The beginning of the year has already brought some great news to many bullying prevention efforts in Colorado. At the January 3rd school board meeting, district 70 in Pueblo County agreed to become the second district in the state to institute a safe haven program with local businesses. The point of this program, already in use at the Pueblo City Schools, District 60, is to make a community effort to stop bullying.
Image courtesy of KOAA.com
The Mission of Two Colorado Districts
The schools in each district have decided to solicit the help of local businesses in the form of save haven posters designed to alert potential bullying victims of a safe refuge. In the city district (D60) the goal is to set up 10 such businesses around each school zone, for a total of 350 businesses. These will include restaurants, retail stores, and any other areas where the students of each school congregate outside of school hours.
The effort for D70, as a primarily rural district, however, is a bit different. Fewer of their students walk to school each day, but that doesn’t mean that they do not spend off-hours in common areas. D70 has already made overtures to common hangout spots such as the local YMCA, libraries, and Boys & Girls Club as well as several convenience stores in the areas of their schools.

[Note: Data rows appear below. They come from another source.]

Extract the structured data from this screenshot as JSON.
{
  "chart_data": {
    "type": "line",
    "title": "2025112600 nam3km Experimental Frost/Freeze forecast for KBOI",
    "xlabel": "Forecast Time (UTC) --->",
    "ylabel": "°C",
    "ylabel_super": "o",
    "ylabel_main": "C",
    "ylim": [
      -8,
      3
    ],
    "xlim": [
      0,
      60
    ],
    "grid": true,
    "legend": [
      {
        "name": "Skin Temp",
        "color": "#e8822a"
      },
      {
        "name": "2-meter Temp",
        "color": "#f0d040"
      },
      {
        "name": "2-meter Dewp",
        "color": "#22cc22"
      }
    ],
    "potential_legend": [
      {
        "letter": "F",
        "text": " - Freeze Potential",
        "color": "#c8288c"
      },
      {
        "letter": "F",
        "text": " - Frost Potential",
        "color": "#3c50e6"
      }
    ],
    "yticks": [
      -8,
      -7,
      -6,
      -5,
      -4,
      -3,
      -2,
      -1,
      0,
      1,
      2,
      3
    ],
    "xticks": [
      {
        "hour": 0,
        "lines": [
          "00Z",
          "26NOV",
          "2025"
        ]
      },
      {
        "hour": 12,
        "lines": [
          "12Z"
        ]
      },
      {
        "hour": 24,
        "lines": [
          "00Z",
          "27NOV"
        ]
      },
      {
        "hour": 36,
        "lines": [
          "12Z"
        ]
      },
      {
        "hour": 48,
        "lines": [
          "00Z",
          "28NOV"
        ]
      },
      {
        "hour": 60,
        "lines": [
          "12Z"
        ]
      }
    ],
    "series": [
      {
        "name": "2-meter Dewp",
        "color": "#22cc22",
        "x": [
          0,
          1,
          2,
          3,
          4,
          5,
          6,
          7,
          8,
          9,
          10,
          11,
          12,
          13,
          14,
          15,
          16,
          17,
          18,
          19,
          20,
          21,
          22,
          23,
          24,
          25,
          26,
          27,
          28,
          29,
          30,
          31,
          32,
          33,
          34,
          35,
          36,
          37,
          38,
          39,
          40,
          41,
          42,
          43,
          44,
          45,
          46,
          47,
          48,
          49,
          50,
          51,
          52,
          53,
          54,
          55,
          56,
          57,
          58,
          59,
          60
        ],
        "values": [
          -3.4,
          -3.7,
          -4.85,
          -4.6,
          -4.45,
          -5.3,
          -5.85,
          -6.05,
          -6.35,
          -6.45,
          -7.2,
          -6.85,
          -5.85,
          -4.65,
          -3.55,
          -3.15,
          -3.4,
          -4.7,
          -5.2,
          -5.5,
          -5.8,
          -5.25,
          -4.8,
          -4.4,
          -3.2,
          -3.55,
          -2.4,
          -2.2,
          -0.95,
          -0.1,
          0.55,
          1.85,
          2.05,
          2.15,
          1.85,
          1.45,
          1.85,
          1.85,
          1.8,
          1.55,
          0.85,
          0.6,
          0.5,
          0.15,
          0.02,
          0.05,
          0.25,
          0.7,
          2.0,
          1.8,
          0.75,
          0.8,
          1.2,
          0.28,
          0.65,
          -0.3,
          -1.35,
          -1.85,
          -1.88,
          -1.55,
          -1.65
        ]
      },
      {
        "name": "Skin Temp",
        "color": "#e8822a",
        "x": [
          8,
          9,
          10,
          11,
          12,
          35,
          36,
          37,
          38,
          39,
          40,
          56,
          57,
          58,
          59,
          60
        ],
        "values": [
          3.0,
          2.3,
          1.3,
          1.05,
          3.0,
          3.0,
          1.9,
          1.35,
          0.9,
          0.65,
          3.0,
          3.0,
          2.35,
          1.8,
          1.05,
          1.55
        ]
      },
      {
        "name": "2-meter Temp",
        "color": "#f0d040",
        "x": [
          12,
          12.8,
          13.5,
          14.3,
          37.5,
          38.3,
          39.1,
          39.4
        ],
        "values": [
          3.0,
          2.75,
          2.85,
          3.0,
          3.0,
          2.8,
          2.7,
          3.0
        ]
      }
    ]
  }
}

Ultimately, the mission of this movement is to give the children who are victims of bullying a safe, easy place to run. Store owners and employees are not asked to intervene in the conflict, but simply to allow the victims sanctuary for a reasonable period of time. This can allow them the opportunity to call a parent, for example, who can remove them from the situation.
The Safe Haven Movement
One of the biggest issues surrounding bullying in schools is that the environment of many public and private institutions has grown around a general support for bullying. This is because of both the school’s architecture as well as attitudes of those within it. Up until the recent movement to stop bullying spawned in the last decade, the attitude that bullying was simply “part of growing up” predominated. Therefore, many opportunistic bullies were able to continue to prey on their victims in the classroom corners and the deserted hallways and bathrooms of their schools. They were likewise able to take this abuse outside of the school – threatening victims who dared enter what they considered their own “spots” to spend time.
In many ways, school and the other areas that students frequent became bullying havens, rather than safe havens. However, the treat of a “teacher around the corner” inside of school was neutralized in public, making those places scarier for victims.
This is why the choice made by these Colorado districts is so important – by pairing with the public to stamp out bullying, in school and out, they move away from the attitudes that these actions are “okay” and begin to work together with the proverbial village to help all children involved in bullying. The movement towards creating these safe havens now seems especially significant as we begin to study the long term effects that bullying has on both bully and victim. Hopefully, these actions in Colorado will encourage more people and businesses to stand up to bullying and make safe havens the norm rather than the exception.